Large extent of mercury stable isotope fractionation in contaminated stream sediments induced by changes of mercury binding forms

Abstract

Mercury (Hg) release from contaminated legacy sites is a large contributor to riverine ecosystems and can represent a significant local and regional environmental issue even long after the initial site contamination. Understanding processes of in-stream species transformation is therefore important to assess the fate and bioavailability of the released Hg. In this study, we investigated in-stream Hg transformation processes with analyses of Hg binding forms and Hg stable isotopes. Stream sediments were collected downstream of a former kyanization facility (Black Forest, SW Germany), where highly soluble Hg(II)-chloride (HgCl2) was used as an anti-fouling agent to treat timber. Exfiltration of partly anoxic, contaminated groundwater with Hg concentrations of up to 700 μg L−1 into the adjacent Gutach stream is the main source of Hg to sediments. Total Hg concentrations in the stream bottom sediments (<2 mm) ranged from background values of 6.3 µg kg−1 upstream of the contaminated site to 77 mg kg−1 near the location of exfiltration of contaminated groundwater.
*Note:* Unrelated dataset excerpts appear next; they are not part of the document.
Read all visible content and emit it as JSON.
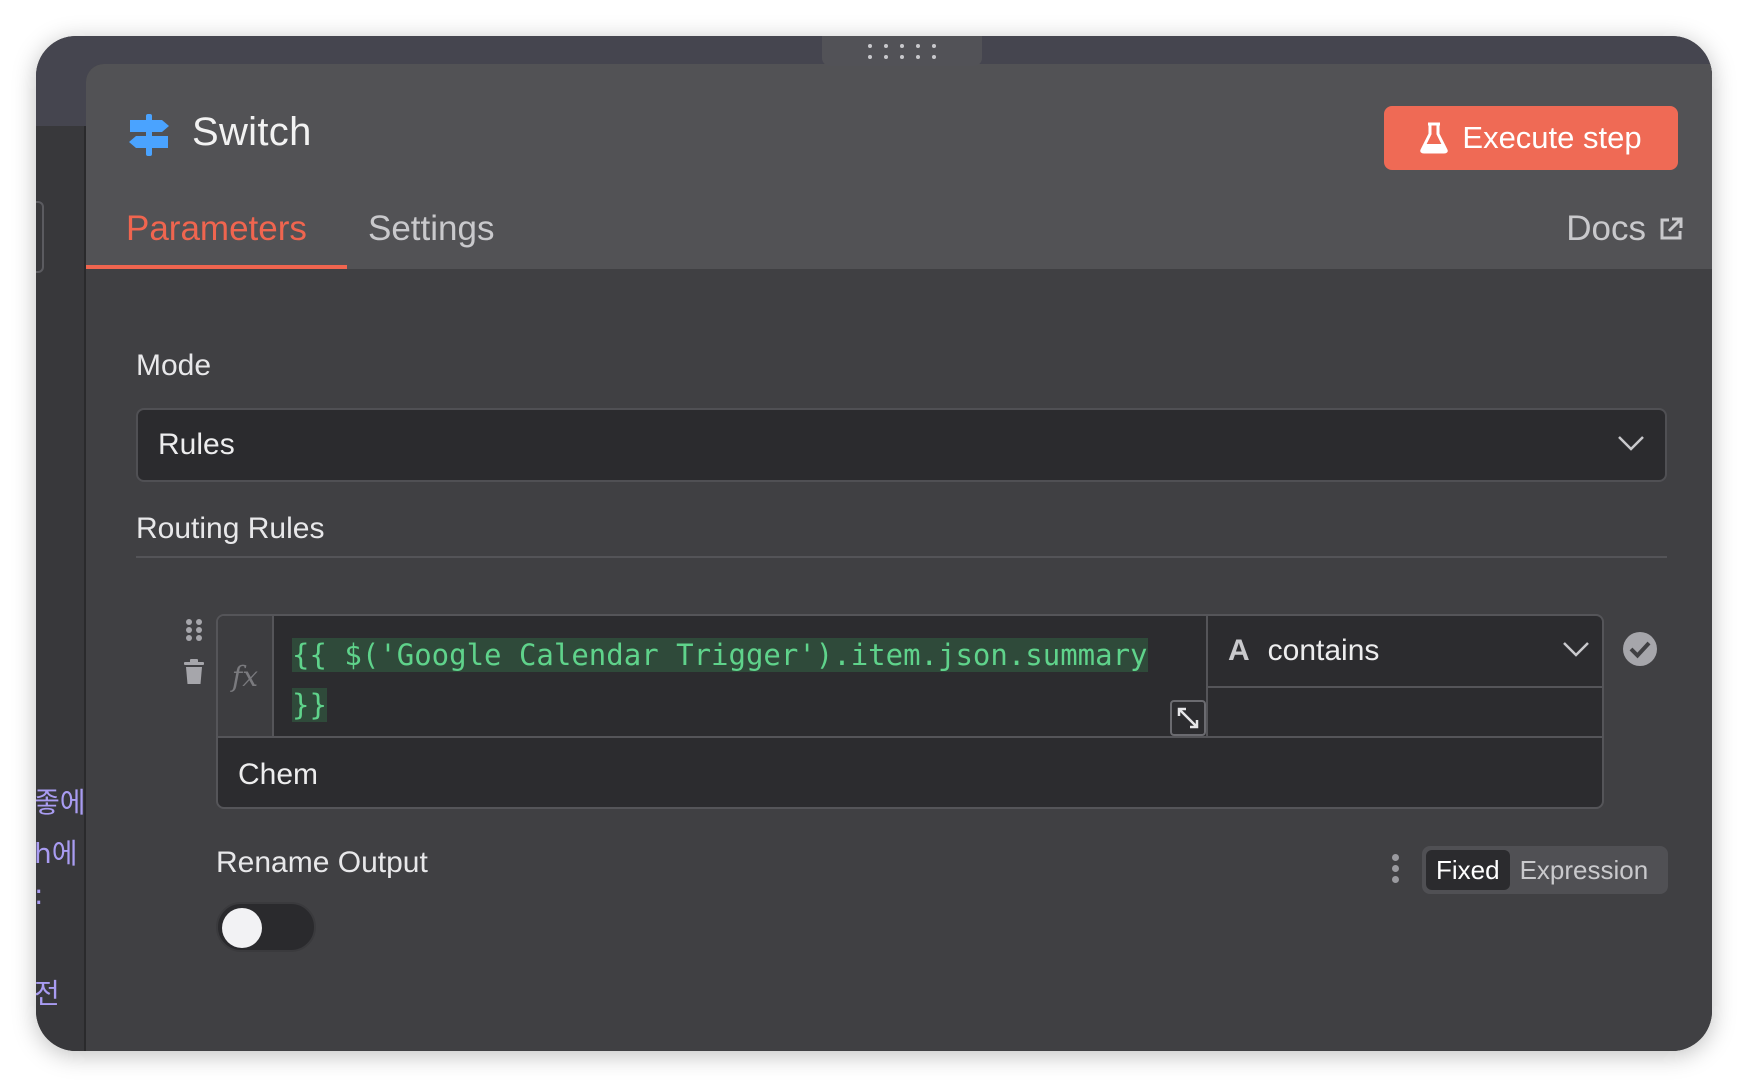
{
  "node": {
    "title": "Switch",
    "execute_label": "Execute step"
  },
  "tabs": [
    {
      "label": "Parameters",
      "active": true
    },
    {
      "label": "Settings",
      "active": false
    }
  ],
  "docs_label": "Docs",
  "mode": {
    "label": "Mode",
    "value": "Rules"
  },
  "routing": {
    "label": "Routing Rules",
    "rule": {
      "fx_label": "fx",
      "expression_line1": "{{ $('Google Calendar Trigger').item.json.summary",
      "expression_line2": "}}",
      "operator_type_icon": "A",
      "operator": "contains",
      "value": "Chem"
    }
  },
  "rename_output": {
    "label": "Rename Output",
    "enabled": false,
    "mode_options": [
      "Fixed",
      "Expression"
    ],
    "selected_mode": "Fixed"
  },
  "background_text": [
    "좋에",
    "h에",
    ":",
    "전"
  ],
  "colors": {
    "accent": "#f0654f",
    "execute_button": "#ef6a55",
    "node_icon": "#4aa3ff",
    "expression_text": "#5fd38b",
    "background_korean_text": "#a99cf2"
  }
}
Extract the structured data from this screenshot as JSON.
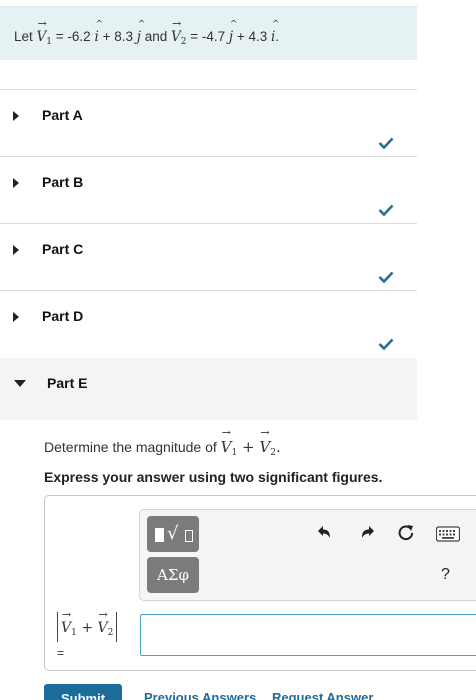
{
  "problem": {
    "let": "Let",
    "v1_symbol": "V",
    "v1_sub": "1",
    "eq1": "= -6.2",
    "i1": "i",
    "plus1": "+ 8.3",
    "j1": "j",
    "and": "and",
    "v2_symbol": "V",
    "v2_sub": "2",
    "eq2": "= -4.7",
    "j2": "j",
    "plus2": "+ 4.3",
    "i2": "i",
    "period": "."
  },
  "parts": [
    {
      "label": "Part A",
      "completed": true
    },
    {
      "label": "Part B",
      "completed": true
    },
    {
      "label": "Part C",
      "completed": true
    },
    {
      "label": "Part D",
      "completed": true
    },
    {
      "label": "Part E",
      "completed": false,
      "expanded": true
    }
  ],
  "colors": {
    "check": "#2a6f8e",
    "primary": "#1c6c99",
    "input_border": "#4b9ec8",
    "toolbar_button": "#7b7b7b",
    "problem_bg": "#e6f1f4"
  },
  "part_e": {
    "question_prefix": "Determine the magnitude of",
    "q_v1": "V",
    "q_v1_sub": "1",
    "q_plus": "+",
    "q_v2": "V",
    "q_v2_sub": "2",
    "q_period": ".",
    "instruction": "Express your answer using two significant figures.",
    "toolbar": {
      "templates_icon": "templates-icon",
      "symbols_label": "ΑΣφ",
      "undo_icon": "undo-icon",
      "redo_icon": "redo-icon",
      "reset_icon": "reset-icon",
      "keyboard_icon": "keyboard-icon",
      "help_label": "?"
    },
    "lhs": {
      "v1": "V",
      "v1_sub": "1",
      "plus": "+",
      "v2": "V",
      "v2_sub": "2",
      "equals": "="
    },
    "answer_value": ""
  },
  "actions": {
    "submit": "Submit",
    "previous_answers": "Previous Answers",
    "request_answer": "Request Answer"
  }
}
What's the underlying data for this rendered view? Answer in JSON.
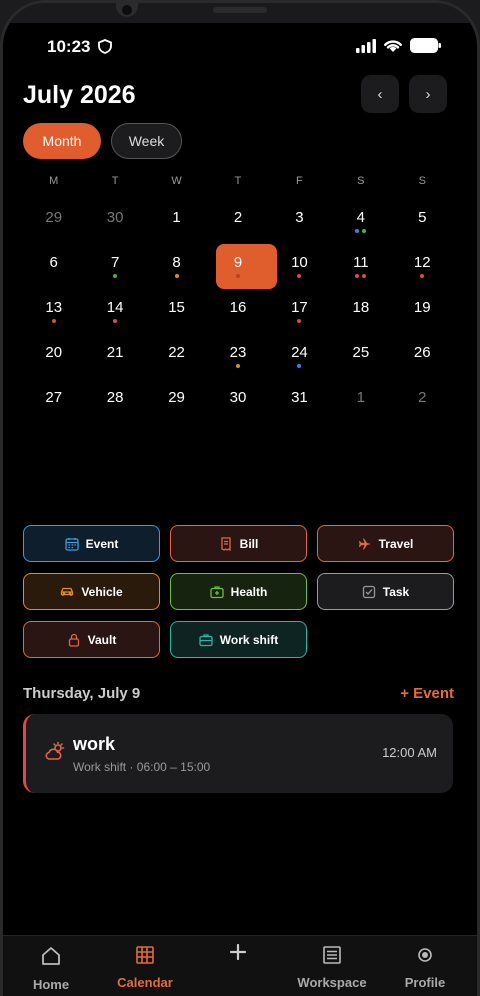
{
  "status": {
    "time": "10:23"
  },
  "header": {
    "title": "July 2026",
    "prev": "‹",
    "next": "›"
  },
  "view_toggle": {
    "month": "Month",
    "week": "Week"
  },
  "weekdays": [
    "M",
    "T",
    "W",
    "T",
    "F",
    "S",
    "S"
  ],
  "days": [
    {
      "n": "29",
      "other": true,
      "dots": []
    },
    {
      "n": "30",
      "other": true,
      "dots": []
    },
    {
      "n": "1",
      "dots": []
    },
    {
      "n": "2",
      "dots": []
    },
    {
      "n": "3",
      "dots": []
    },
    {
      "n": "4",
      "dots": [
        "#3b82e0",
        "#4caf50"
      ]
    },
    {
      "n": "5",
      "dots": []
    },
    {
      "n": "6",
      "dots": []
    },
    {
      "n": "7",
      "dots": [
        "#4caf50"
      ]
    },
    {
      "n": "8",
      "dots": [
        "#e08a2e"
      ]
    },
    {
      "n": "9",
      "selected": true,
      "dots": [
        "#b8431f"
      ]
    },
    {
      "n": "10",
      "dots": [
        "#e04848"
      ]
    },
    {
      "n": "11",
      "dots": [
        "#e04848",
        "#e04848"
      ]
    },
    {
      "n": "12",
      "dots": [
        "#e04848"
      ]
    },
    {
      "n": "13",
      "dots": [
        "#e04848"
      ]
    },
    {
      "n": "14",
      "dots": [
        "#e04848"
      ]
    },
    {
      "n": "15",
      "dots": []
    },
    {
      "n": "16",
      "dots": []
    },
    {
      "n": "17",
      "dots": [
        "#e04848"
      ]
    },
    {
      "n": "18",
      "dots": []
    },
    {
      "n": "19",
      "dots": []
    },
    {
      "n": "20",
      "dots": []
    },
    {
      "n": "21",
      "dots": []
    },
    {
      "n": "22",
      "dots": []
    },
    {
      "n": "23",
      "dots": [
        "#e08a2e"
      ]
    },
    {
      "n": "24",
      "dots": [
        "#3b82e0"
      ]
    },
    {
      "n": "25",
      "dots": []
    },
    {
      "n": "26",
      "dots": []
    },
    {
      "n": "27",
      "dots": []
    },
    {
      "n": "28",
      "dots": []
    },
    {
      "n": "29",
      "dots": []
    },
    {
      "n": "30",
      "dots": []
    },
    {
      "n": "31",
      "dots": []
    },
    {
      "n": "1",
      "other": true,
      "dots": []
    },
    {
      "n": "2",
      "other": true,
      "dots": []
    }
  ],
  "categories": [
    {
      "label": "Event",
      "icon": "calendar-icon",
      "color": "#3b9ae0",
      "bg": "#0f1e2c"
    },
    {
      "label": "Bill",
      "icon": "receipt-icon",
      "color": "#e0674a",
      "bg": "#2a1512"
    },
    {
      "label": "Travel",
      "icon": "plane-icon",
      "color": "#e0674a",
      "bg": "#2a1512"
    },
    {
      "label": "Vehicle",
      "icon": "car-icon",
      "color": "#e08a2e",
      "bg": "#2a1a0c"
    },
    {
      "label": "Health",
      "icon": "medkit-icon",
      "color": "#6fbf3a",
      "bg": "#16230e"
    },
    {
      "label": "Task",
      "icon": "checkbox-icon",
      "color": "#9a9a9a",
      "bg": "#1c1c1e"
    },
    {
      "label": "Vault",
      "icon": "lock-icon",
      "color": "#e0674a",
      "bg": "#2a1512"
    },
    {
      "label": "Work shift",
      "icon": "briefcase-icon",
      "color": "#2ab5a5",
      "bg": "#0d2422"
    }
  ],
  "selected_day": {
    "label": "Thursday, July 9",
    "add": "+ Event"
  },
  "event": {
    "title": "work",
    "subtitle": "Work shift · 06:00 – 15:00",
    "time": "12:00 AM",
    "icon": "cloud-sun-icon",
    "accent": "#e04848"
  },
  "tabs": [
    {
      "label": "Home",
      "icon": "home-icon",
      "active": false
    },
    {
      "label": "Calendar",
      "icon": "calendar-grid-icon",
      "active": true
    },
    {
      "label": "",
      "icon": "plus-icon",
      "active": false
    },
    {
      "label": "Workspace",
      "icon": "list-icon",
      "active": false
    },
    {
      "label": "Profile",
      "icon": "profile-icon",
      "active": false
    }
  ],
  "colors": {
    "accent": "#e05d2e",
    "background": "#000000"
  }
}
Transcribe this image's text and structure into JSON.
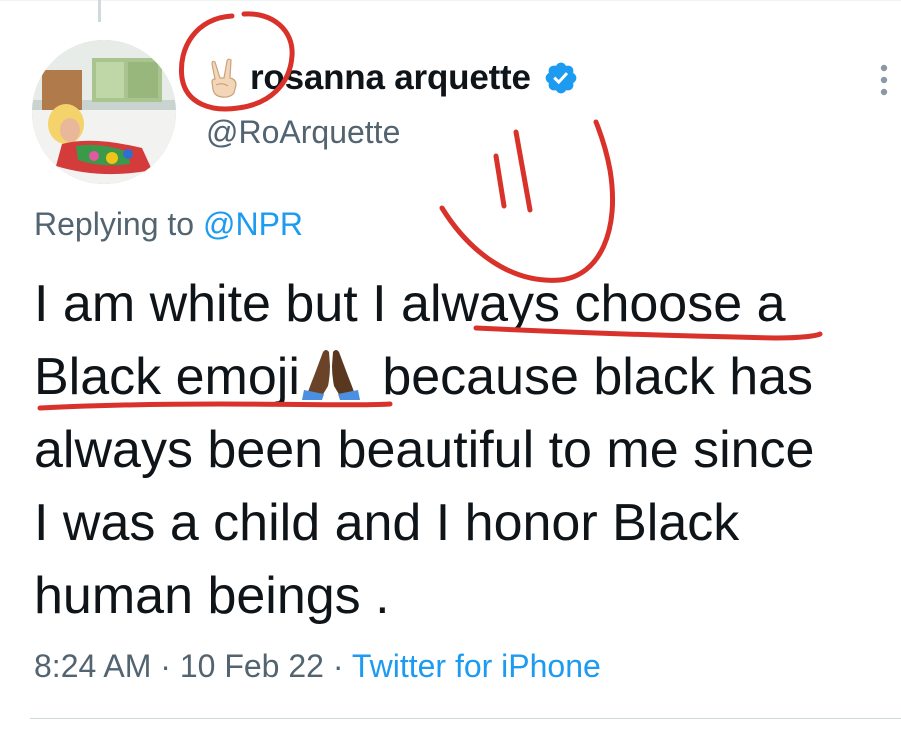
{
  "tweet": {
    "author": {
      "display_name": "rosanna arquette",
      "handle": "@RoArquette",
      "name_emoji": "victory-hand-emoji",
      "verified_badge": "verified-check-icon"
    },
    "reply": {
      "prefix": "Replying to",
      "mention": "@NPR"
    },
    "text": {
      "line1": "I am white but I always choose a",
      "line2a": "Black emoji",
      "line2_emoji": "folded-hands-emoji",
      "line2b": " because black has",
      "line3": "always been beautiful to me since",
      "line4": "I was a child and I honor Black",
      "line5": "human beings ."
    },
    "meta": {
      "time": "8:24 AM",
      "separator": " · ",
      "date": "10 Feb 22",
      "source": "Twitter for iPhone"
    }
  },
  "colors": {
    "text": "#0f1419",
    "secondary": "#536471",
    "link": "#1d9bf0",
    "annotation_red": "#d8322a"
  }
}
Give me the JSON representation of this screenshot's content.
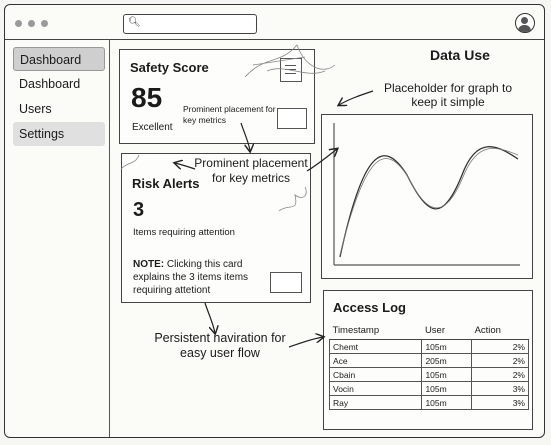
{
  "header": {
    "search": {
      "placeholder": "",
      "value": ""
    },
    "avatar_icon": "user-avatar-icon"
  },
  "sidebar": {
    "items": [
      {
        "label": "Dashboard",
        "state": "active"
      },
      {
        "label": "Dashboard",
        "state": "normal"
      },
      {
        "label": "Users",
        "state": "normal"
      },
      {
        "label": "Settings",
        "state": "shaded"
      }
    ]
  },
  "safety_card": {
    "title": "Safety Score",
    "score": "85",
    "rating": "Excellent",
    "annotation": "Prominent placement for key metrics"
  },
  "risk_card": {
    "title": "Risk Alerts",
    "count": "3",
    "subtitle": "Items requiring attention",
    "note_bold": "NOTE:",
    "note_text": " Clicking this card explains the 3 items items requiring attetiont"
  },
  "annotations": {
    "metrics": "Prominent placement for key metrics",
    "graph": "Placeholder for graph to keep it simple",
    "nav": "Persistent naviration for easy user flow"
  },
  "data_use": {
    "title": "Data Use"
  },
  "access_log": {
    "title": "Access Log",
    "columns": [
      "Timestamp",
      "User",
      "Action"
    ],
    "rows": [
      [
        "Chemt",
        "105m",
        "2%"
      ],
      [
        "Ace",
        "205m",
        "2%"
      ],
      [
        "Cbain",
        "105m",
        "2%"
      ],
      [
        "Vocin",
        "105m",
        "3%"
      ],
      [
        "Ray",
        "105m",
        "3%"
      ]
    ]
  }
}
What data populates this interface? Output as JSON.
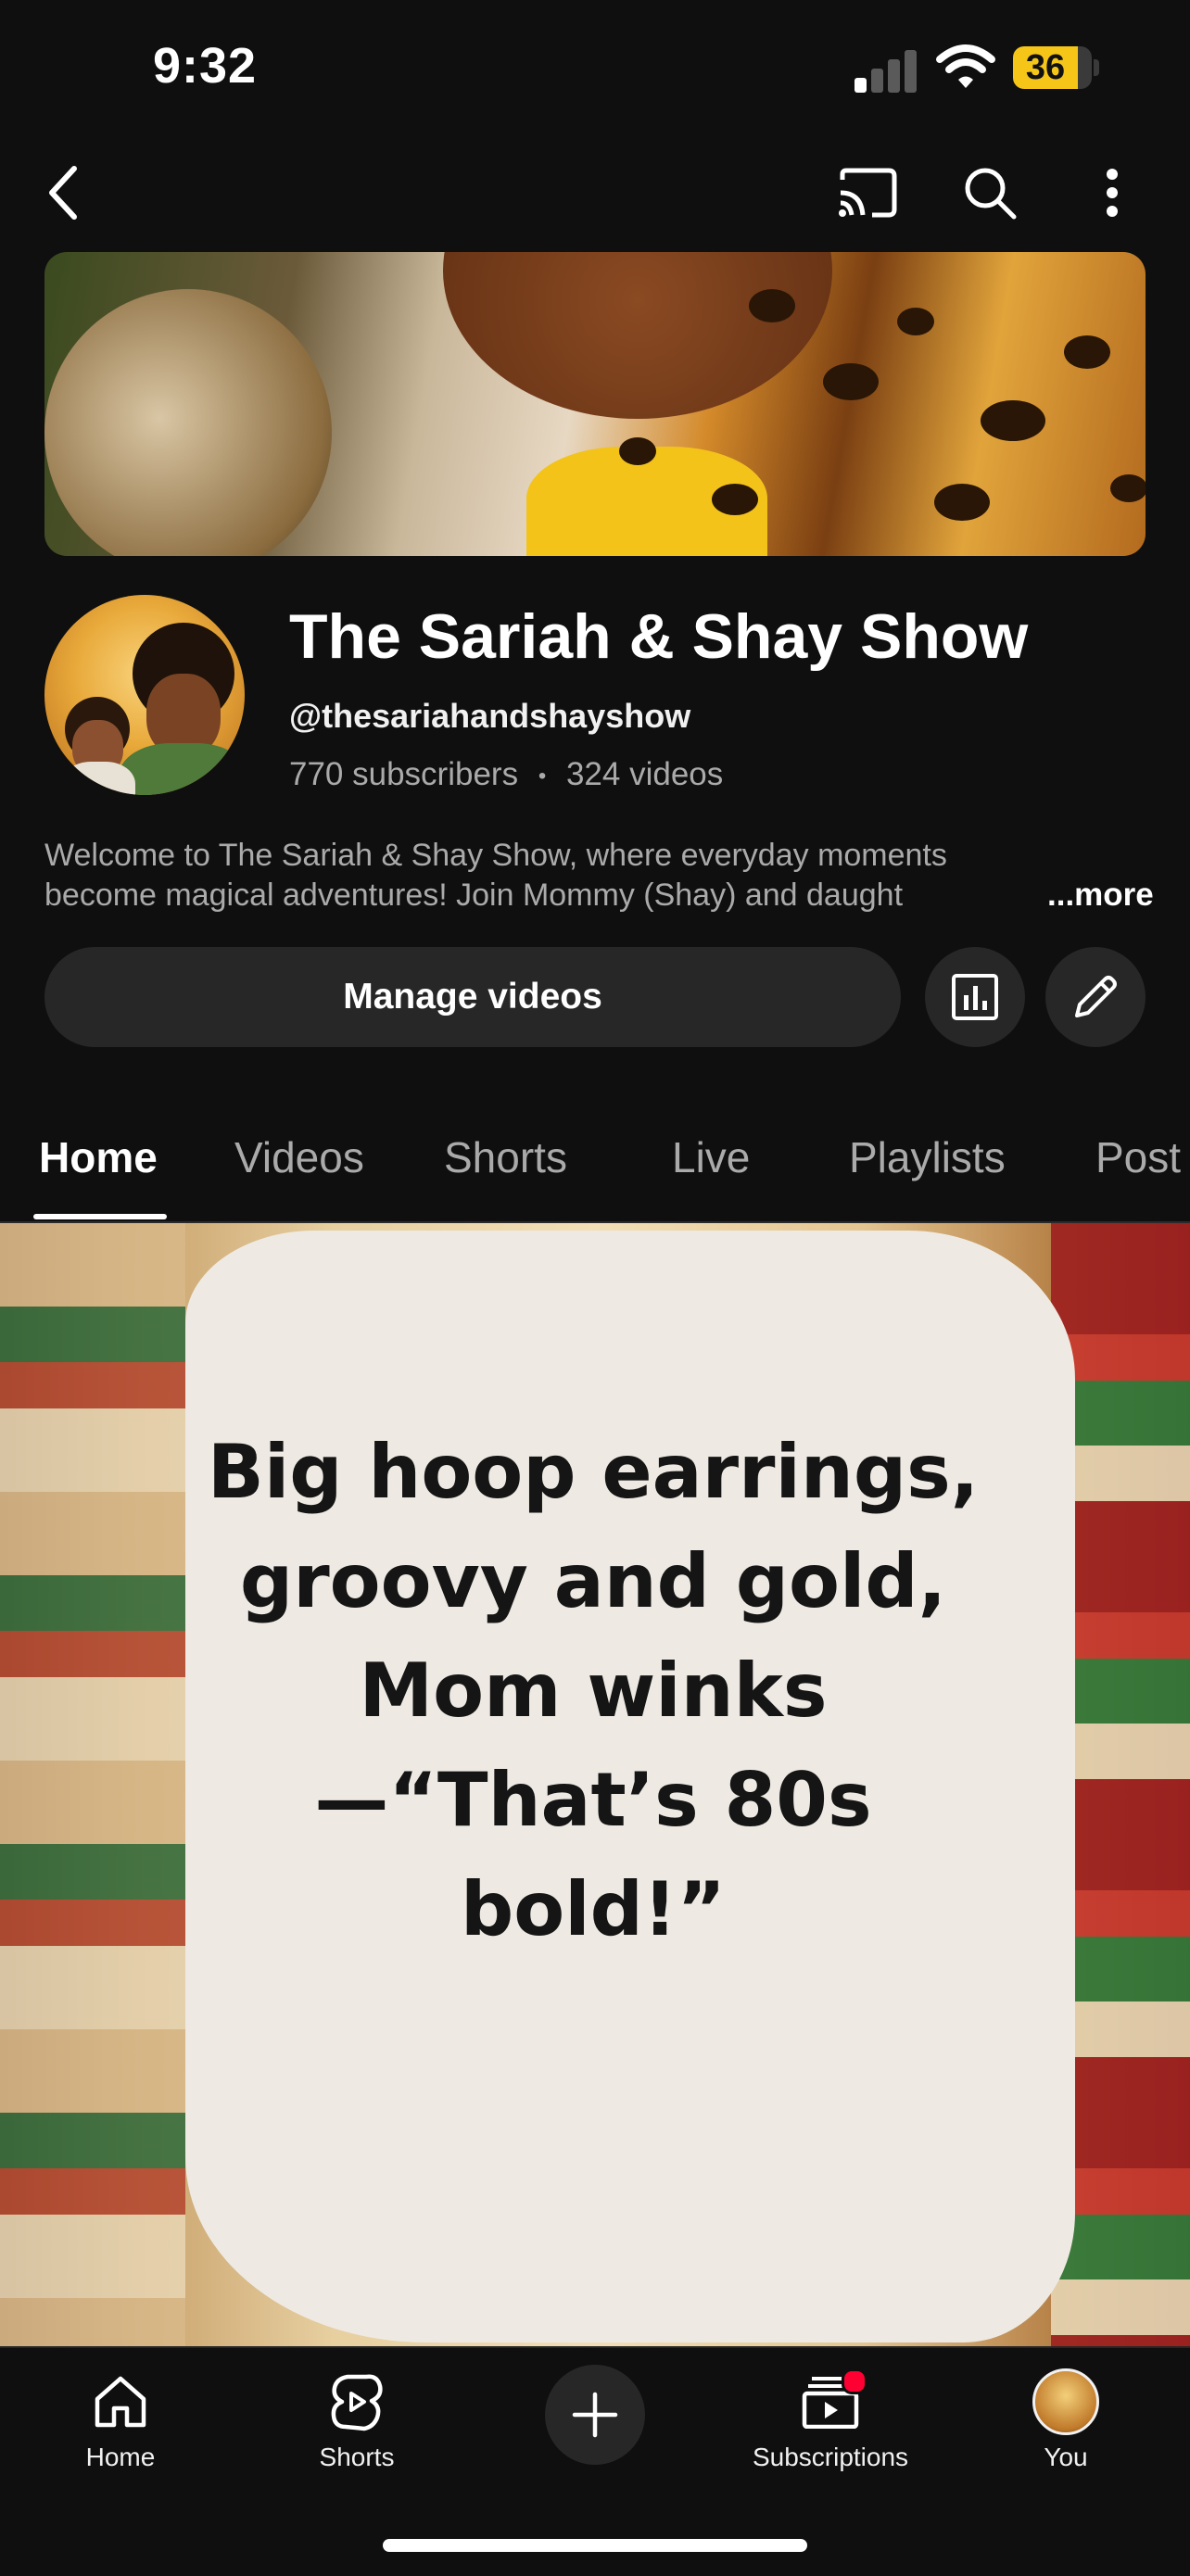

A five-step sequential extraction procedure and Hg pyrolytic thermal desorption (PTD) analyses indicated changes in Hg binding forms in the sediments along the flow path towards a higher proportion of organically bound Hg. A large shift towards negative δ202Hg values was observed downstream of the contaminated site (change of ≈2‰) along with a minor offset in mass-independent fractionation. Binary mixing models based on Hg isotope ratios using one industrial and different natural background endmembers were tested to estimate their respective contribution of Hg to the sediments but failed to produce plausible allocations. Based on the observed changes in isotopic composition, total Hg concentrations and Hg binding forms, we propose that the large extent of fractionation observed in downstream sediments is the result of a combination of kinetic isotope effects during sorption, redistribution of Hg within the sediment and the preferential transport of Hg associated with the sediment fine fraction. These results highlight the importance of transformation processes when assessing the sources and fate of Hg in environmental systems and show limitations of using simple mixing models based on Hg stable isotopes.